Piotr Zychowicz - Żydzi 2. Opowieści niepoprawne politycznie

„Żydzi” Piotra Zychowicza wywołali niemały odzew wśród polskich czytelników – chwytliwy temat połączony z przekrojowością, ale też stroniącą od zbyt łatwego popadania w utarte klisze i szufladkowania autora stało się przepisem na sukces. Nic więc dziwnego, że doczekaliśmy się nie tylko kolejnych odsłon cyklu – w postaci „Sowietów” oraz „Niemców” – lecz i powrotu do tematyki Narodu Wybranego.
Podobnie jak pierwowzór „Żydzi 2” również koncentrują się na XX wieku, ze współczesnymi „uzupełnieniami”. Trudno uznać również za zaskakujący fakt, że uwaga autora zmierza nade wszystko ku okresowi II wojny światowej i położeniu narodu żydowskiego między dwoma totalitaryzmami, jak też wybijaniu się przezeń na własną niepodległość.
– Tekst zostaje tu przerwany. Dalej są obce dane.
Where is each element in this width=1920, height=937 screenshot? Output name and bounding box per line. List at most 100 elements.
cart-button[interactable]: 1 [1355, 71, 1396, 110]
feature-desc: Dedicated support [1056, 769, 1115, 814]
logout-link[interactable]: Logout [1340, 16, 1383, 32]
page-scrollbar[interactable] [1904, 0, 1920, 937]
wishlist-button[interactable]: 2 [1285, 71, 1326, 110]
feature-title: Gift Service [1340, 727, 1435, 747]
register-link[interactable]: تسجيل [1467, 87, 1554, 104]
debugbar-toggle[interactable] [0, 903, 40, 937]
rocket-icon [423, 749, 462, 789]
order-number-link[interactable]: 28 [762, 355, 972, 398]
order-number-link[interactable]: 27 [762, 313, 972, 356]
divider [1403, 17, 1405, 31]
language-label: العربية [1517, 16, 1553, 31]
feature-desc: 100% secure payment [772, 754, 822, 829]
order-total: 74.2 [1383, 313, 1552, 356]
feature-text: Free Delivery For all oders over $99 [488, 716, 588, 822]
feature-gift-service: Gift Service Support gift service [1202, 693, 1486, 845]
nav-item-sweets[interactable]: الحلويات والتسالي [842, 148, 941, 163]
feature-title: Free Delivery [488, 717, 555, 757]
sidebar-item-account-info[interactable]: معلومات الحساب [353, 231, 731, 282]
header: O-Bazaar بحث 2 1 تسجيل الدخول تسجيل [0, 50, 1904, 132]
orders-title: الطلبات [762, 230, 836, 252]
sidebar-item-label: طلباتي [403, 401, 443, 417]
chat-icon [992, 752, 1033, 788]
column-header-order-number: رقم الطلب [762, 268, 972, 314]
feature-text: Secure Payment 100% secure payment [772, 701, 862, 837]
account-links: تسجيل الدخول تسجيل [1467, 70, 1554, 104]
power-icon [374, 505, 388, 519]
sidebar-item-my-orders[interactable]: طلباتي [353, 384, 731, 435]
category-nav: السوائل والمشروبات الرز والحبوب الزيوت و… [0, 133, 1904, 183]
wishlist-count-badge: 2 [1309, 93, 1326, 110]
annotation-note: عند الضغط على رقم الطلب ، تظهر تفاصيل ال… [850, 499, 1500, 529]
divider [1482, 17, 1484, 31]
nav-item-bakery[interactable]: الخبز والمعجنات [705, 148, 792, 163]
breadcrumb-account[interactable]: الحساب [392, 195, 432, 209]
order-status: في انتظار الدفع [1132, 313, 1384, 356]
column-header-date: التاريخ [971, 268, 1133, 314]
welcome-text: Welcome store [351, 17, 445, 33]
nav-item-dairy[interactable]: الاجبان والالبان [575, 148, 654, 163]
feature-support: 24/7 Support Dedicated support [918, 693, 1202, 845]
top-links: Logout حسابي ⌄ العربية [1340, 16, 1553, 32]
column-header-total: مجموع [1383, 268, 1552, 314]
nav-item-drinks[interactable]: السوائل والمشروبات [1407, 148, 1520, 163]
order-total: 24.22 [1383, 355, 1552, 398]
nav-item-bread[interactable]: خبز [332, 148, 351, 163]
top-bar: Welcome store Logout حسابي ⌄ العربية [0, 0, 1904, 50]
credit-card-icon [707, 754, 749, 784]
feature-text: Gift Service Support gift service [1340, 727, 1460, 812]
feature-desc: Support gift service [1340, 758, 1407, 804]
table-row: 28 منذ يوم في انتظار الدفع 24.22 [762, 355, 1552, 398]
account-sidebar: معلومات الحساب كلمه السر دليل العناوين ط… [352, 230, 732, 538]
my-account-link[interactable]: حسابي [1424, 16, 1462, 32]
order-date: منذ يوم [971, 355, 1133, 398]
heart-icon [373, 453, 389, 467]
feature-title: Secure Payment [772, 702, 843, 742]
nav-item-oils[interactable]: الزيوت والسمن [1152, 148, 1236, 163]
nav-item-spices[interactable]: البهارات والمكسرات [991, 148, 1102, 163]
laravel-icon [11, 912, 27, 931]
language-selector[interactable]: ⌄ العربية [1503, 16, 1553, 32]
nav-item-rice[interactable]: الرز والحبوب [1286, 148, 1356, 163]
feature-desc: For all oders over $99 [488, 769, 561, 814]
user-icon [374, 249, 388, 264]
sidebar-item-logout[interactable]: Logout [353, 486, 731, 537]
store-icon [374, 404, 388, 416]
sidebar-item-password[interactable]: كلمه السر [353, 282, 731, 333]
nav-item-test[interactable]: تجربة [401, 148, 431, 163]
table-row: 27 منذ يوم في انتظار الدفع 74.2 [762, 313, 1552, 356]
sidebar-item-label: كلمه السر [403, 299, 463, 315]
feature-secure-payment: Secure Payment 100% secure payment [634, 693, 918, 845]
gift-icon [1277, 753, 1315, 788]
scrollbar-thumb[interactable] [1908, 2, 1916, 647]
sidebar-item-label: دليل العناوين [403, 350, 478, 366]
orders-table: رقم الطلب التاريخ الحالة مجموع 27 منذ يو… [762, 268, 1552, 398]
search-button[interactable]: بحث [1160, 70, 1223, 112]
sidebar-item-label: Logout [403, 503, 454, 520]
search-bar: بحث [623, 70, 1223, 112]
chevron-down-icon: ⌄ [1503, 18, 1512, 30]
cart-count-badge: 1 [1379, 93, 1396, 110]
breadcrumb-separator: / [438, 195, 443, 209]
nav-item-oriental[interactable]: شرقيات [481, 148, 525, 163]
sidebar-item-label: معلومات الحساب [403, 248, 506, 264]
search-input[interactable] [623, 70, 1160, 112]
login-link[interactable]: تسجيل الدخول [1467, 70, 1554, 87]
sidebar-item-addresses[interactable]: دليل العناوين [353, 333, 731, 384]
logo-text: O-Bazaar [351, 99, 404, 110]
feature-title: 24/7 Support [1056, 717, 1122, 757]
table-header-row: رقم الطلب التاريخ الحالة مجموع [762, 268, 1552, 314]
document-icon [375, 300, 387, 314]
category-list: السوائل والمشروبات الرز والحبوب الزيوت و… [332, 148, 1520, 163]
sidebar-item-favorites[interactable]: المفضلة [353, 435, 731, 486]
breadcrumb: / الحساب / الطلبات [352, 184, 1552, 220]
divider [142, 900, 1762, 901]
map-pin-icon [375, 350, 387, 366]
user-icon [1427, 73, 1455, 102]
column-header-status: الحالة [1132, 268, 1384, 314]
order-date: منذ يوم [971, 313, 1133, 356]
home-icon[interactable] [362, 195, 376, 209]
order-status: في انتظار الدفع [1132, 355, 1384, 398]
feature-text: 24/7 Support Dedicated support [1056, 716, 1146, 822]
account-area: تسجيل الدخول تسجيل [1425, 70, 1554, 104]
W pozycji tej znajdziemy jednak nieco rozdziałów zaskakujących – przeczytamy bowiem również o dyktatorach Libii czy Ugandy, którzy co prawda obaj mieli „do czynienia” z Izraelem, lecz passusy im poświęcone są nieco naciągane biorąc pod uwagę temat główny. Nie oznacza to jednak, iż są one nudne, wręcz przeciwnie.



W mniejszym niż w przypadku pi
erwszej odsłony serii stopniu na książkę składają się wywiady. Dla równowagi należy jednak oddać autorowi, że jego „fabularyzowane” passusy są znacznie bardziej udane niż to miało miejsce w przypadku „Sowietów”.

Czasami bawią jednak pewne dziwactwa ze strony autora. Rozumiem (choć niekoniecznie podzielam) jego zastrzeżenia na tle nomenklatury w rodzaju „ZSRR” czy „Związku Radzieckiego” (jeśli idzie o bolszewickie „wyzwolenie” z lat 1944-1945, to cechuje mnie identyczny pogląd), ale raczej traktowałbym je w kategoriach przyzwyczajenia a nie ideowej deklaracji bądź warsztatowego braku staranności.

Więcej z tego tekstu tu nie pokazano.